Khan's employees are rural men who came to Karachi just a few months ago. They live under a little thatch roof a few feet from the cement mixer. The concrete blocks cost the equivalent of 14 cents each. A bag of mortar costs about $4.

Throw in some concrete roofing material, hire some workers for about $3 a day, and you're on your way to building and selling a house.

Because most locals have no money saved, everything is sold on credit. The electricity, at least, is free. Khan demonstrates how nearby power lines are tapped and how those taps are temporarily removed when government officials visit.

When asked about the danger of using hooks to tap into the lines illegally, he says, "What can we do? We have no choice."

Because the whole system is outside the law, builders here say they also have no choice in another matter. They say that police, who have a way of dropping by, will threaten to tear down an illegal house unless they're paid a few dollars.

Occasionally, a whole construction crew will be thrown in jail. It takes a couple hundred dollars to get them out.

The provincial police chief, Inspector-General Muhammad Shoaib Suddle, was not surprised to hear the claims that his men take protection money.

"Of course we all understand that without protection, these things cannot prosper," he says.

The inspector-general says he recently suspended three mid-level officers for their alleged involvement in land deals. It's widely assumed that corrupt officials play a role in most of these deals.

The illegal housing system in Karachi has its defenders. A leading urban planner says millions of poor people who otherwise might be homeless find shelter this way.

Still, the new settlements have caused some anxiety. Many of Karachi's new arrivals have come from the north — from the area bordering Afghanistan, a region that supports the Taliban.

Karachi's mayor, Syed Mustafa Kamal, considers these ethnic Pashtuns a threat. In his eyes, they are plotting to take over the city.

"These Pashtuns means like fundamentalist — religiously fundamentalist, religiously extremist," Kamal says. "They are coming in. When it comes to ethnicity, when it comes to Islam they all are ... the same."

The mayor gives a tour of the area, driving past squatter neighborhoods and Islamic schools. He passes the area where the journalist Daniel Pearl was found slain. And he points out the window at a bearded man.

"The man who's coming in front of you ... look at him, look at his face," Kamal says.

The mayor says he is convinced that Pashtuns are planning the locations of the illegal housing settlements. He says they are choosing strategic spots that block his own plans for the city.

"It's a very strategic location, you see?" Kamal asks. "The superhighway is there. They can control the whole highway. ... They had a master plan before me. And they definitely have a master plan."

Speaking with several residents of the city's new settlements, it's clear that not all are Pashtuns.
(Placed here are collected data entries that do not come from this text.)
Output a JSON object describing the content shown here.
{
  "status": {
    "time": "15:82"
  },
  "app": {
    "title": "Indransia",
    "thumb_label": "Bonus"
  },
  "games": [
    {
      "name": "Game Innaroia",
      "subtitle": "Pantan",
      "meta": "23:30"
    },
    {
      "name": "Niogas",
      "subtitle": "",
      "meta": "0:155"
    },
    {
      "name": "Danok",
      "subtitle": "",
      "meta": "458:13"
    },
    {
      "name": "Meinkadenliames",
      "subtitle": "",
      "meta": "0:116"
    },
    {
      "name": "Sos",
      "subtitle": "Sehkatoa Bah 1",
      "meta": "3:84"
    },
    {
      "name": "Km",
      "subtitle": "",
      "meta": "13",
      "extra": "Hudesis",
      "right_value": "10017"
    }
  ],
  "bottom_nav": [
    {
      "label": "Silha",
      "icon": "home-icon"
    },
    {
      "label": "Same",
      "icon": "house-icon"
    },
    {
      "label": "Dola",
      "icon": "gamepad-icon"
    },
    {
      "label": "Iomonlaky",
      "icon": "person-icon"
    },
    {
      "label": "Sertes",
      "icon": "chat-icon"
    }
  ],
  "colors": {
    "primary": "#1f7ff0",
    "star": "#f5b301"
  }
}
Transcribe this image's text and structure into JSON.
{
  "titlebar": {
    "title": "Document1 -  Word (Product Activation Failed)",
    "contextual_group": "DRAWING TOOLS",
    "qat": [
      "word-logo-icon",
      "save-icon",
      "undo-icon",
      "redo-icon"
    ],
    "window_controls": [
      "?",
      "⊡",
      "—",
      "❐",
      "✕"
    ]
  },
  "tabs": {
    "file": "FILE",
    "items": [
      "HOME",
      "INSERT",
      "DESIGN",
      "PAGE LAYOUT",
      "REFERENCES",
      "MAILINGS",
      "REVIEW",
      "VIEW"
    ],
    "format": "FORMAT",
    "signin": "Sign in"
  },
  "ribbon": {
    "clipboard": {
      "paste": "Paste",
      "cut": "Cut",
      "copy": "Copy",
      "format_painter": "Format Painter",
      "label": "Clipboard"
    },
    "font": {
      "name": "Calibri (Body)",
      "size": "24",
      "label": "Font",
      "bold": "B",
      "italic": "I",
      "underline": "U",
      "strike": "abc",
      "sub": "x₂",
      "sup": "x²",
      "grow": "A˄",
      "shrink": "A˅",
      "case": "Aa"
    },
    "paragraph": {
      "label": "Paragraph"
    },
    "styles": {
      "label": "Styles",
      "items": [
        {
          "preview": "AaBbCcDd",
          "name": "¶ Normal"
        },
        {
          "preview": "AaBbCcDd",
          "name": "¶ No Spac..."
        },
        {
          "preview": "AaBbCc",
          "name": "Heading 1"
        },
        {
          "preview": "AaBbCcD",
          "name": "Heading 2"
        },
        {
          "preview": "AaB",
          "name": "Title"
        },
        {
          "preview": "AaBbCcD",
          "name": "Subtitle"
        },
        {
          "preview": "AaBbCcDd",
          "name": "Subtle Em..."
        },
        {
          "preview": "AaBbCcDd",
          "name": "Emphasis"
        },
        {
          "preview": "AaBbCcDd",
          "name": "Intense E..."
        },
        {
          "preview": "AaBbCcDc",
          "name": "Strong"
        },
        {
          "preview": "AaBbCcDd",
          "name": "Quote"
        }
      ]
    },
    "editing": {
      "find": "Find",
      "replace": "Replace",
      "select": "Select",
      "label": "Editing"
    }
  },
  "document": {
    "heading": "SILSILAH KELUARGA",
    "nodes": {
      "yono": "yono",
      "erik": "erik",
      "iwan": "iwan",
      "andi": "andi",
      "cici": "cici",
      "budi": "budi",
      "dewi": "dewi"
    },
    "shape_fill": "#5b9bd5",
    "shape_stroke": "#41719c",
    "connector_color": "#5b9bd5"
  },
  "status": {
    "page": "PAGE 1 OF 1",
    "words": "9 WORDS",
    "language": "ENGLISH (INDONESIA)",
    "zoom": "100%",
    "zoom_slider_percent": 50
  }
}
And they seemed to have no master plan beyond their next meal.

Two of the first residents in the desert neighborhood were outside on their knees cutting firewood. They hacked it out of scraggly bushes they'd found.

Shinaz Begum and Razia Begum live side by side with their families. Between them, they have 16 children, none of whom goes to school.
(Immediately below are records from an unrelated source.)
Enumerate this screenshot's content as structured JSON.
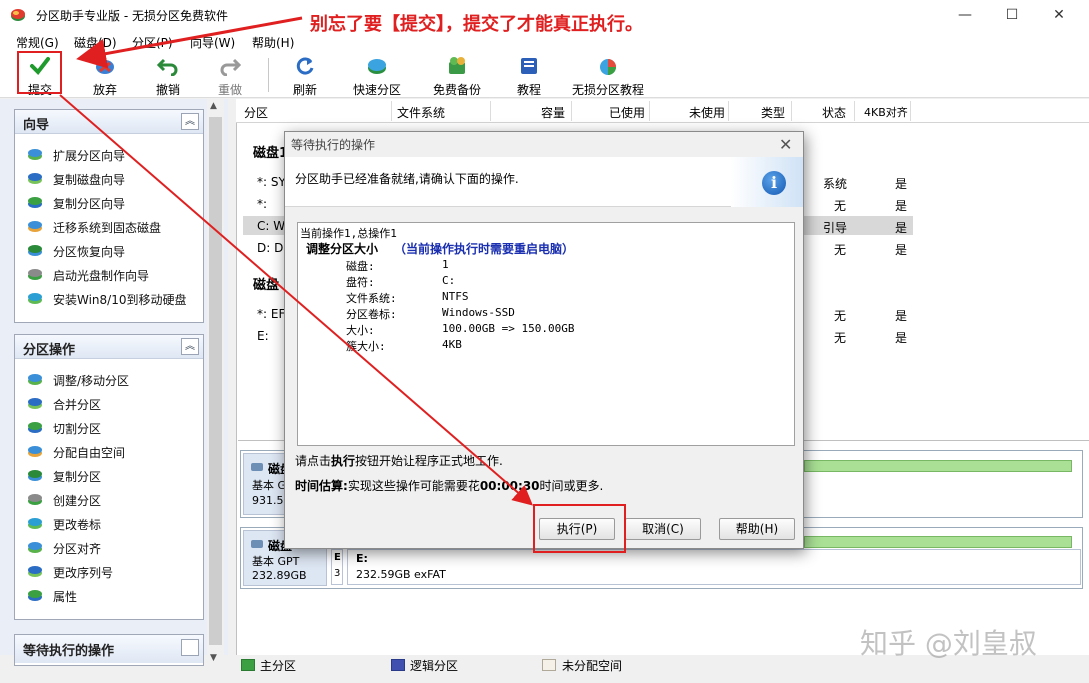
{
  "window": {
    "title": "分区助手专业版 - 无损分区免费软件",
    "minimize": "—",
    "maximize": "☐",
    "close": "✕"
  },
  "menu": [
    "常规(G)",
    "磁盘(D)",
    "分区(P)",
    "向导(W)",
    "帮助(H)"
  ],
  "toolbar": {
    "submit": "提交",
    "discard": "放弃",
    "undo": "撤销",
    "redo": "重做",
    "refresh": "刷新",
    "quick_partition": "快速分区",
    "free_backup": "免费备份",
    "tutorial": "教程",
    "lossless_tutorial": "无损分区教程"
  },
  "wizard_panel": {
    "title": "向导",
    "items": [
      "扩展分区向导",
      "复制磁盘向导",
      "复制分区向导",
      "迁移系统到固态磁盘",
      "分区恢复向导",
      "启动光盘制作向导",
      "安装Win8/10到移动硬盘"
    ]
  },
  "partition_panel": {
    "title": "分区操作",
    "items": [
      "调整/移动分区",
      "合并分区",
      "切割分区",
      "分配自由空间",
      "复制分区",
      "创建分区",
      "更改卷标",
      "分区对齐",
      "更改序列号",
      "属性"
    ]
  },
  "pending_panel": {
    "title": "等待执行的操作"
  },
  "columns": [
    "分区",
    "文件系统",
    "容量",
    "已使用",
    "未使用",
    "类型",
    "状态",
    "4KB对齐"
  ],
  "disk1": {
    "label": "磁盘1",
    "rows": [
      {
        "name": "*: SYS",
        "status": "系统",
        "aligned": "是"
      },
      {
        "name": "*:",
        "status": "无",
        "aligned": "是"
      },
      {
        "name": "C: Wi",
        "status": "引导",
        "aligned": "是"
      },
      {
        "name": "D: Da",
        "status": "无",
        "aligned": "是"
      }
    ]
  },
  "disk2": {
    "label": "磁盘",
    "rows": [
      {
        "name": "*: EFI",
        "status": "无",
        "aligned": "是"
      },
      {
        "name": "E:",
        "status": "无",
        "aligned": "是"
      }
    ]
  },
  "diskmap1": {
    "name": "磁盘",
    "type": "基本 G",
    "size": "931.5"
  },
  "diskmap2": {
    "name": "磁盘",
    "type": "基本 GPT",
    "size": "232.89GB",
    "small1": "E",
    "small2": "3",
    "part_label": "E:",
    "part_info": "232.59GB exFAT"
  },
  "legend": {
    "primary": "主分区",
    "logical": "逻辑分区",
    "unallocated": "未分配空间",
    "colors": {
      "primary": "#2f9e44",
      "logical": "#4050b0",
      "unallocated": "#f5f0e8"
    }
  },
  "dialog": {
    "title": "等待执行的操作",
    "close": "✕",
    "message": "分区助手已经准备就绪,请确认下面的操作.",
    "info_icon": "i",
    "ops": {
      "header": "当前操作1,总操作1",
      "op_title": "调整分区大小",
      "op_note": "（当前操作执行时需要重启电脑）",
      "fields": [
        {
          "k": "磁盘:",
          "v": "1"
        },
        {
          "k": "盘符:",
          "v": "C:"
        },
        {
          "k": "文件系统:",
          "v": "NTFS"
        },
        {
          "k": "分区卷标:",
          "v": "Windows-SSD"
        },
        {
          "k": "大小:",
          "v": "100.00GB => 150.00GB"
        },
        {
          "k": "簇大小:",
          "v": "4KB"
        }
      ]
    },
    "hint_pre": "请点击",
    "hint_bold": "执行",
    "hint_post": "按钮开始让程序正式地工作.",
    "estimate_label": "时间估算:",
    "estimate_pre": "实现这些操作可能需要花",
    "estimate_time": "00:00:30",
    "estimate_post": "时间或更多.",
    "btn_execute": "执行(P)",
    "btn_cancel": "取消(C)",
    "btn_help": "帮助(H)"
  },
  "annotation": "别忘了要【提交】，提交了才能真正执行。",
  "watermark": "知乎 @刘皇叔",
  "annotation_color": "#e02020"
}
Their husbands are a fisherman and a fruit-drink vendor. Both women work cleaning houses, and they each earn about 2,500 Pakistani rupees per month, equivalent to $37. The monthly installment on each of their houses is 2,000 rupees, or just under $30.

Look at our children's faces, they say. Don't you think they're underfed?

Even so, the women say their precarious existence on this sandy lot in Karachi is better than their past circumstances.